Hacía todo lo posible por mantenerse despierto, pero con cada segundo que pasaba, su barra de PS seguía desplomándose.
Miró a su lado y pudo distinguir vagamente la figura de Wendy gritando.
Aunque no podía oír su voz, veía cómo se movían sus labios.
—¡Nox, quédate conmigo!
—¡Nox, quédate conmigo!
Una expresión de horror apareció en el rostro de Wendy mientras observaba la pálida cara de Nox, que lentamente se volvía blanca como el papel.
Sus labios rojos estaban secos y temblaban ligeramente.
Aunque la estaba mirando, aquellos hermosos ojos negros parecían muy apagados, como si miraran más allá de ella.
A Wendy le dolió el corazón al ver el lamentable estado de Nox.
Había usado su ropa como un vendaje improvisado alrededor de su herida, pero como no era una sanadora experimentada como su madre, no detuvo por completo la hemorragia.
Temía que Nox pudiera morir desangrado antes de que llegaran a su destino.
Tenía la cabeza nublada por los pensamientos y ni siquiera se dio cuenta de cuándo se giró hacia Fluffington, que colgaba de uno de los tentáculos.
Habló en un tono urgente y lleno de ansiedad:
—¿Hay alguna forma de que esta cosa vaya más rápido?
Había oído a otros en la Baronía hablar de la clase única de Nox, que le permitía domar bestias y usarlas como compañeros.
Wendy esperaba en el fondo de su corazón que el gato también pudiera entenderla.
Wendy no era la única que estaba ansiosa.
Trece, Fluffington y Astralux estaban aún más preocupados que ella.
A diferencia de Wendy, ellos tenían una conexión con Nox y podían sentir cómo desaparecía poco a poco.
¡Wuwuwwuw!
Las lágrimas se acumularon en los ojos de Trece cuando el panda vio el lamentable estado de Nox.
Podía sentir que su conexión se estaba cortando gradualmente.
No sabía qué pasaría si la conexión se cortaba por completo, pero instintivamente sabía que sería algo muy terrible.
Fluffington intentó mantener la compostura, pero fue muy difícil.
Había oído lo que Wendy había dicho y se había comunicado telepáticamente con Astralux para que acelerara el paso.
Sintiendo la gravedad y el peso de la situación, Astralux adoptó un tono sombrío, lo que sugería que estaba muy triste.
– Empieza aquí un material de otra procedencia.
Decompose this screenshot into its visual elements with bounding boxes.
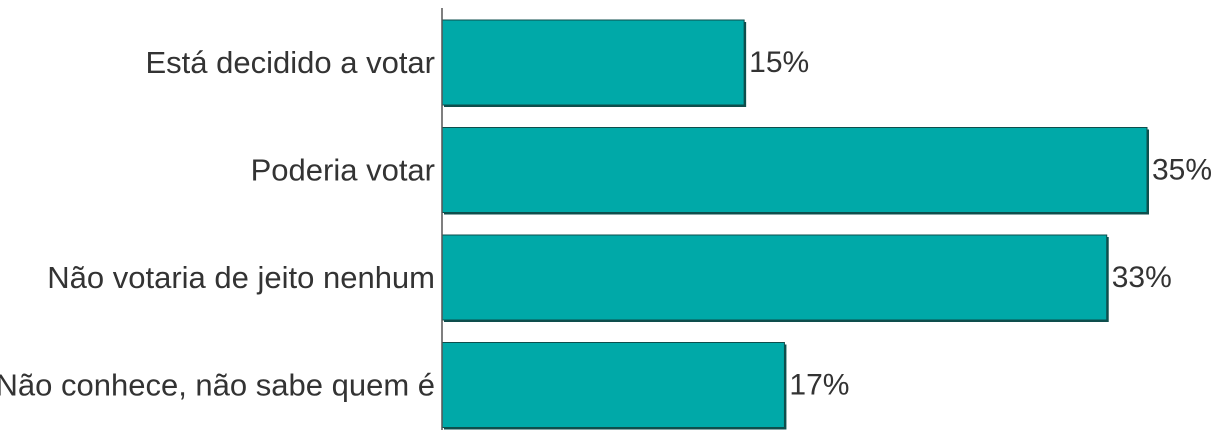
category-label: Poderia votar — [251, 153, 435, 188]
bars-group — [441, 19, 1149, 430]
value-labels-group: 15% 35% 33% 17% — [749, 46, 1212, 402]
category-label: Não conhece, não sabe quem é — [0, 368, 435, 403]
category-labels-group: Está decidido a votar Poderia votar Não vo… — [0, 45, 435, 403]
data-label: 33% — [1112, 261, 1172, 294]
bar — [441, 127, 1148, 213]
bar — [441, 234, 1108, 321]
data-label: 35% — [1152, 154, 1212, 187]
category-label: Não votaria de jeito nenhum — [47, 260, 435, 295]
bar — [441, 342, 785, 428]
data-label: 17% — [789, 369, 849, 402]
bar — [441, 19, 745, 106]
data-label: 15% — [749, 46, 809, 79]
category-label: Está decidido a votar — [145, 45, 435, 80]
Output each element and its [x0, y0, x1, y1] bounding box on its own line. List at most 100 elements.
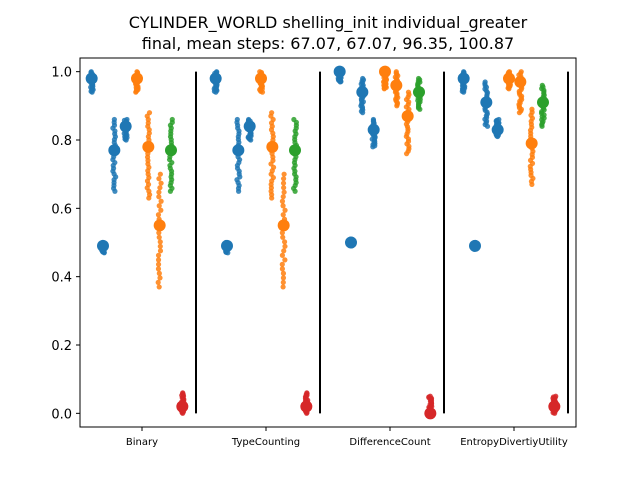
y-tick-label: 0.8	[51, 134, 72, 149]
data-point	[282, 257, 288, 263]
data-point	[156, 230, 162, 236]
data-point	[111, 116, 117, 123]
data-point	[291, 116, 297, 123]
x-tick-label: DifferenceCount	[349, 437, 430, 448]
data-point	[180, 390, 186, 396]
data-point	[279, 266, 285, 272]
y-tick-label: 0.2	[51, 339, 72, 354]
data-point	[416, 75, 422, 82]
x-tick-label: EntropyDivertiyUtility	[460, 437, 568, 448]
data-point	[169, 116, 175, 123]
mean-marker	[491, 123, 504, 136]
mean-marker	[503, 72, 515, 85]
x-tick-label: TypeCounting	[231, 437, 300, 448]
y-tick-label: 0.6	[51, 202, 72, 217]
data-point	[146, 110, 153, 116]
data-point	[360, 75, 366, 82]
data-point	[279, 198, 286, 204]
data-point	[269, 110, 275, 116]
mean-marker	[85, 72, 98, 85]
data-point	[496, 116, 502, 123]
mean-marker	[221, 239, 233, 252]
mean-marker	[266, 140, 279, 153]
mean-marker	[97, 239, 109, 252]
data-point	[155, 252, 162, 258]
data-point	[279, 252, 286, 258]
y-tick-label: 0.0	[51, 407, 72, 422]
data-points	[85, 65, 561, 420]
mean-marker	[119, 120, 132, 133]
data-point	[280, 194, 286, 200]
mean-marker	[243, 120, 256, 133]
mean-marker	[333, 65, 346, 78]
mean-marker	[390, 79, 403, 92]
mean-marker	[153, 219, 166, 232]
data-point	[158, 198, 164, 204]
data-point	[281, 171, 287, 177]
data-point	[157, 239, 163, 245]
data-point	[281, 189, 287, 195]
mean-marker	[345, 236, 357, 249]
mean-marker	[209, 72, 222, 85]
data-point	[155, 257, 162, 263]
data-point	[281, 239, 288, 245]
data-point	[155, 279, 161, 286]
mean-marker	[277, 219, 290, 232]
y-tick-label: 1.0	[51, 66, 72, 81]
mean-marker	[480, 96, 493, 109]
mean-marker	[232, 144, 245, 157]
data-point	[155, 212, 162, 218]
mean-marker	[401, 110, 414, 123]
data-point	[280, 270, 287, 276]
x-tick-label: Binary	[126, 437, 158, 448]
data-point	[279, 261, 285, 267]
mean-marker	[424, 407, 437, 420]
data-point	[282, 243, 288, 249]
data-point	[282, 207, 288, 213]
data-point	[393, 69, 399, 75]
data-point	[281, 248, 287, 254]
data-point	[280, 180, 287, 186]
y-tick-label: 0.4	[51, 271, 72, 286]
mean-marker	[525, 137, 538, 150]
data-point	[518, 69, 524, 75]
mean-marker	[108, 144, 121, 157]
data-point	[156, 234, 162, 240]
data-point	[156, 270, 162, 276]
data-point	[280, 275, 287, 281]
x-axis: Binary TypeCounting DifferenceCount Entropy…	[126, 427, 568, 448]
data-point	[280, 279, 286, 286]
data-point	[157, 275, 163, 281]
mean-marker	[356, 86, 369, 99]
data-point	[157, 248, 164, 254]
mean-marker	[413, 86, 425, 99]
mean-marker	[255, 72, 267, 85]
mean-marker	[176, 400, 189, 413]
data-point	[158, 207, 164, 213]
mean-marker	[379, 65, 391, 78]
mean-marker	[367, 123, 380, 136]
data-point	[529, 106, 535, 112]
data-point	[281, 185, 287, 191]
mean-marker	[457, 72, 470, 85]
mean-marker	[548, 400, 561, 413]
data-point	[156, 176, 162, 182]
data-point	[280, 212, 286, 218]
mean-marker	[469, 239, 481, 252]
data-point	[158, 180, 164, 186]
data-point	[157, 243, 163, 249]
data-point	[280, 284, 286, 290]
mean-marker	[142, 140, 155, 153]
mean-marker	[300, 400, 313, 413]
data-point	[280, 203, 286, 209]
data-point	[156, 203, 162, 209]
data-point	[279, 230, 285, 236]
data-point	[155, 266, 162, 272]
mean-marker	[537, 96, 549, 109]
data-point	[280, 234, 286, 240]
group-separators	[195, 71, 569, 414]
mean-marker	[289, 144, 301, 157]
data-point	[370, 116, 377, 123]
mean-marker	[165, 144, 177, 157]
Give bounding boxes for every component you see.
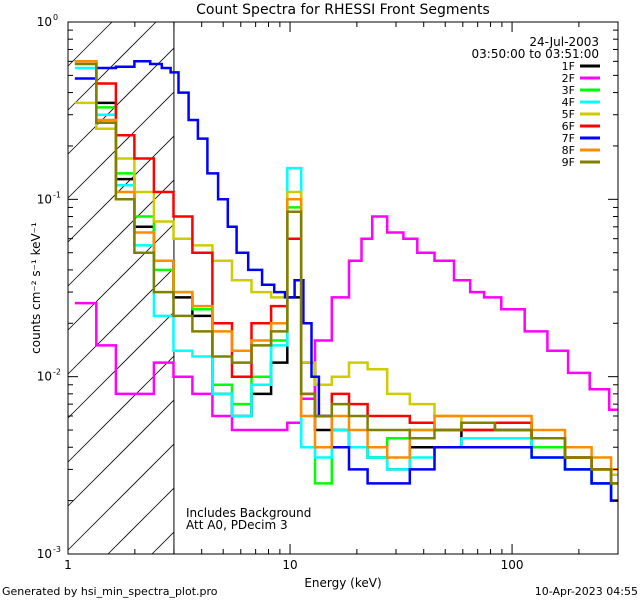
annotation-background: Includes Background bbox=[186, 506, 311, 520]
legend-label-4F: 4F bbox=[562, 96, 575, 109]
series-line-9F bbox=[74, 62, 618, 485]
hatch-line bbox=[67, 47, 175, 155]
x-tick-label: 100 bbox=[501, 558, 524, 572]
annotation-attenuator: Att A0, PDecim 3 bbox=[186, 518, 288, 532]
chart-title: Count Spectra for RHESSI Front Segments bbox=[196, 2, 490, 18]
x-axis-label: Energy (keV) bbox=[304, 576, 381, 590]
hatch-line bbox=[67, 135, 175, 243]
hatch-line bbox=[107, 487, 175, 555]
legend-label-8F: 8F bbox=[562, 144, 575, 157]
series-line-2F bbox=[74, 215, 618, 432]
legend-label-1F: 1F bbox=[562, 60, 575, 73]
hatch-line bbox=[67, 21, 157, 111]
y-tick-exponent: -1 bbox=[53, 190, 61, 199]
x-tick-label: 1 bbox=[64, 558, 72, 572]
y-tick-label: 10 bbox=[37, 15, 52, 29]
legend-label-9F: 9F bbox=[562, 156, 575, 169]
y-tick-exponent: -2 bbox=[53, 368, 61, 377]
y-tick-label: 10 bbox=[37, 370, 52, 384]
legend-label-2F: 2F bbox=[562, 72, 575, 85]
footer-timestamp: 10-Apr-2023 04:55 bbox=[535, 585, 638, 598]
hatch-line bbox=[67, 399, 175, 507]
legend-time-range: 03:50:00 to 03:51:00 bbox=[472, 47, 599, 61]
legend-label-6F: 6F bbox=[562, 120, 575, 133]
hatch-line bbox=[67, 267, 175, 375]
series-line-7F bbox=[74, 60, 618, 502]
x-tick-label: 10 bbox=[282, 558, 297, 572]
hatch-line bbox=[67, 311, 175, 419]
footer-generated-by: Generated by hsi_min_spectra_plot.pro bbox=[2, 585, 218, 598]
y-tick-exponent: 0 bbox=[53, 13, 58, 22]
series-line-8F bbox=[74, 60, 618, 471]
y-tick-exponent: -3 bbox=[53, 545, 61, 554]
axis-ticks bbox=[67, 22, 619, 555]
hatch-line bbox=[67, 21, 113, 67]
hatch-line bbox=[67, 179, 175, 287]
hatch-line bbox=[67, 443, 175, 551]
series-lines bbox=[74, 60, 618, 502]
hatch-line bbox=[151, 531, 175, 555]
legend-label-3F: 3F bbox=[562, 84, 575, 97]
plot-frame bbox=[67, 21, 619, 555]
legend-label-5F: 5F bbox=[562, 108, 575, 121]
y-axis-label: counts cm⁻² s⁻¹ keV⁻¹ bbox=[29, 222, 43, 354]
hatch-line bbox=[67, 223, 175, 331]
legend-label-7F: 7F bbox=[562, 132, 575, 145]
hatch-line bbox=[67, 91, 175, 199]
y-tick-label: 10 bbox=[37, 547, 52, 561]
legend-date: 24-Jul-2003 bbox=[529, 35, 599, 49]
hatch-line bbox=[67, 355, 175, 463]
y-tick-label: 10 bbox=[37, 192, 52, 206]
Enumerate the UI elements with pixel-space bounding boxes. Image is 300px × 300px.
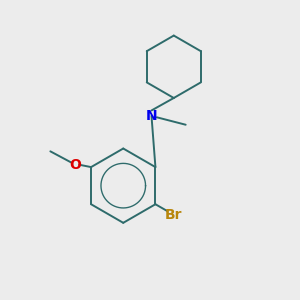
Text: Br: Br — [165, 208, 183, 222]
Text: O: O — [70, 158, 82, 172]
Text: N: N — [146, 109, 157, 123]
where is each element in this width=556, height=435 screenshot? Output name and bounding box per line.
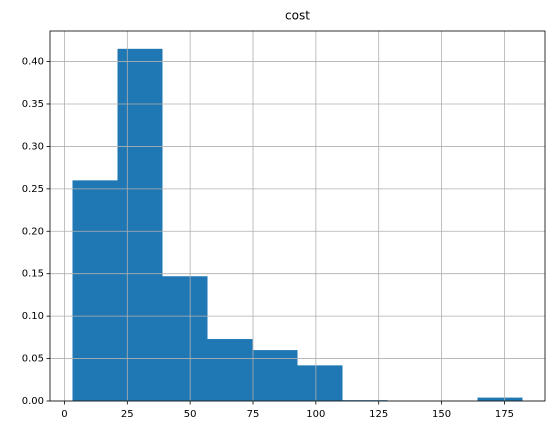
chart-title: cost	[285, 9, 310, 23]
y-tick-label: 0.35	[22, 99, 44, 110]
y-tick-label: 0.25	[22, 184, 44, 195]
x-tick-label: 75	[247, 409, 260, 420]
bar	[477, 397, 523, 401]
x-tick-label: 50	[184, 409, 197, 420]
bar	[297, 365, 343, 401]
x-tick-label: 0	[61, 409, 67, 420]
bar	[252, 350, 298, 401]
bar	[72, 180, 118, 401]
bar	[207, 339, 253, 401]
y-tick-label: 0.20	[22, 226, 44, 237]
y-tick-label: 0.10	[22, 311, 44, 322]
x-tick-label: 25	[121, 409, 134, 420]
plot-frame	[49, 30, 546, 402]
bar	[117, 48, 163, 401]
y-tick-label: 0.05	[22, 354, 44, 365]
bar	[342, 400, 388, 401]
y-tick-label: 0.00	[22, 396, 44, 407]
y-tick-label: 0.15	[22, 269, 44, 280]
x-tick-label: 175	[495, 409, 514, 420]
x-tick-label: 150	[432, 409, 451, 420]
y-tick-label: 0.40	[22, 57, 44, 68]
x-tick-label: 125	[369, 409, 388, 420]
y-tick-label: 0.30	[22, 141, 44, 152]
x-tick-label: 100	[306, 409, 325, 420]
bar	[162, 276, 208, 401]
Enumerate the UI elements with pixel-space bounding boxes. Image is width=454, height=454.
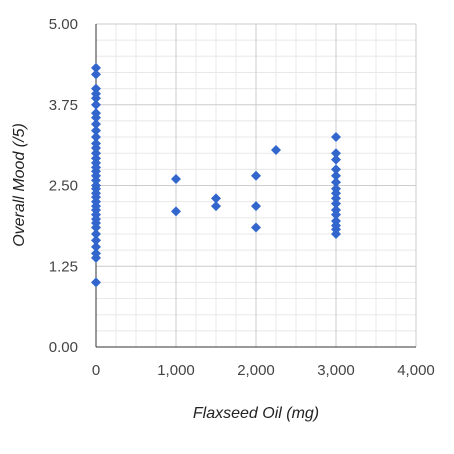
y-tick-labels: 0.00 1.25 2.50 3.75 5.00	[49, 16, 78, 356]
y-tick-label: 5.00	[49, 16, 78, 33]
data-point	[331, 154, 341, 165]
data-point	[331, 177, 341, 188]
y-tick-label: 3.75	[49, 97, 78, 114]
data-point	[211, 201, 221, 212]
data-point	[91, 69, 101, 80]
data-point	[331, 132, 341, 143]
data-point	[331, 170, 341, 181]
data-point	[271, 144, 281, 155]
data-point	[91, 112, 101, 123]
x-tick-label: 2,000	[237, 362, 275, 379]
data-point	[331, 164, 341, 175]
data-point	[331, 228, 341, 239]
y-tick-label: 1.25	[49, 258, 78, 275]
data-point	[251, 170, 261, 181]
data-point	[211, 193, 221, 204]
data-point	[91, 235, 101, 246]
data-point	[331, 209, 341, 220]
data-point	[251, 222, 261, 233]
x-tick-labels: 0 1,000 2,000 3,000 4,000	[92, 362, 435, 379]
x-tick-label: 3,000	[317, 362, 355, 379]
data-point	[91, 277, 101, 288]
data-point	[171, 174, 181, 185]
x-axis-title: Flaxseed Oil (mg)	[193, 405, 319, 422]
data-point	[91, 119, 101, 130]
data-point	[91, 222, 101, 233]
data-point	[91, 83, 101, 94]
data-point	[91, 93, 101, 104]
data-point	[91, 241, 101, 252]
data-point	[91, 125, 101, 136]
data-point	[251, 201, 261, 212]
x-tick-label: 4,000	[397, 362, 435, 379]
y-axis-title: Overall Mood (/5)	[11, 123, 28, 247]
data-point	[171, 206, 181, 217]
data-point	[91, 132, 101, 143]
data-point	[331, 148, 341, 159]
x-tick-label: 0	[92, 362, 100, 379]
data-point	[91, 175, 101, 186]
y-tick-label: 2.50	[49, 178, 78, 195]
data-point	[91, 252, 101, 263]
data-point	[91, 99, 101, 110]
data-point	[91, 62, 101, 73]
data-point	[91, 228, 101, 239]
data-points	[91, 62, 341, 288]
data-point	[331, 193, 341, 204]
data-point	[91, 143, 101, 154]
data-point	[91, 148, 101, 159]
data-point	[331, 188, 341, 199]
y-tick-label: 0.00	[49, 339, 78, 356]
x-tick-label: 1,000	[157, 362, 195, 379]
data-point	[331, 198, 341, 209]
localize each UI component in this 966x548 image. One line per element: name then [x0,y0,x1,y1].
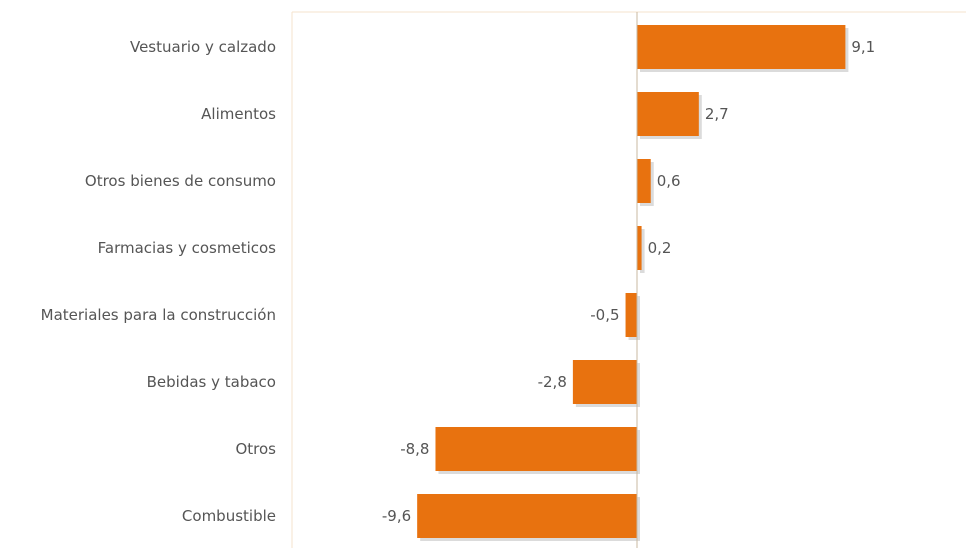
category-label: Bebidas y tabaco [147,373,276,391]
value-label: -8,8 [400,440,429,458]
value-label: -9,6 [382,507,411,525]
plot-frame [291,11,966,548]
value-label: 0,2 [648,239,672,257]
category-label: Otros bienes de consumo [85,172,276,190]
category-label: Combustible [182,507,276,525]
bar [637,159,651,203]
category-label: Farmacias y cosmeticos [98,239,277,257]
category-label: Otros [235,440,276,458]
value-label: -0,5 [590,306,619,324]
bar-shadow [640,229,645,273]
bar [637,25,846,69]
bar [637,92,699,136]
value-labels: 9,1 2,7 0,6 0,2 -0,5 -2,8 -8,8 -9,6 [382,38,875,525]
value-label: 9,1 [851,38,875,56]
bar [572,360,637,404]
value-label: 0,6 [657,172,681,190]
value-label: 2,7 [705,105,729,123]
bar [435,427,637,471]
category-label: Vestuario y calzado [130,38,276,56]
bar [417,494,637,538]
category-label: Materiales para la construcción [41,306,276,324]
category-labels: Vestuario y calzado Alimentos Otros bienes… [41,38,277,525]
bar [625,293,637,337]
value-label: -2,8 [538,373,567,391]
bar [637,226,642,270]
bars [417,25,849,541]
category-label: Alimentos [201,105,276,123]
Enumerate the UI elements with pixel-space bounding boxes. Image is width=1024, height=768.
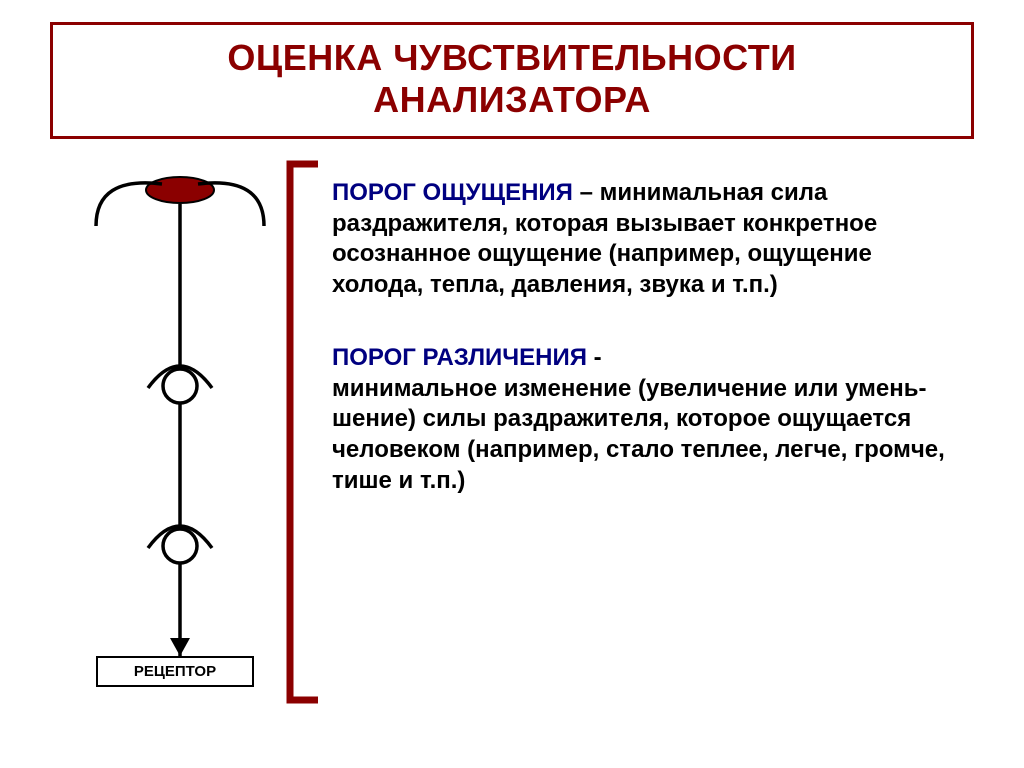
neuron1-circle: [163, 369, 197, 403]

Se le habían acumulado las lágrimas en los ojos.
Ya había perdido a sus padres y no quería perder a Nox también.
La única razón por la que no estaba llorando a lágrima viva como Trece era que Fluffington le había dicho que todavía había tiempo para salvar a Nox si se apresuraba en la dirección que Wendy señalaba.
Sin embargo, esta era una tarea muy difícil porque Astralux no poseía la habilidad de volar; su habilidad se llamaba Levitación, una versión mucho más débil del vuelo.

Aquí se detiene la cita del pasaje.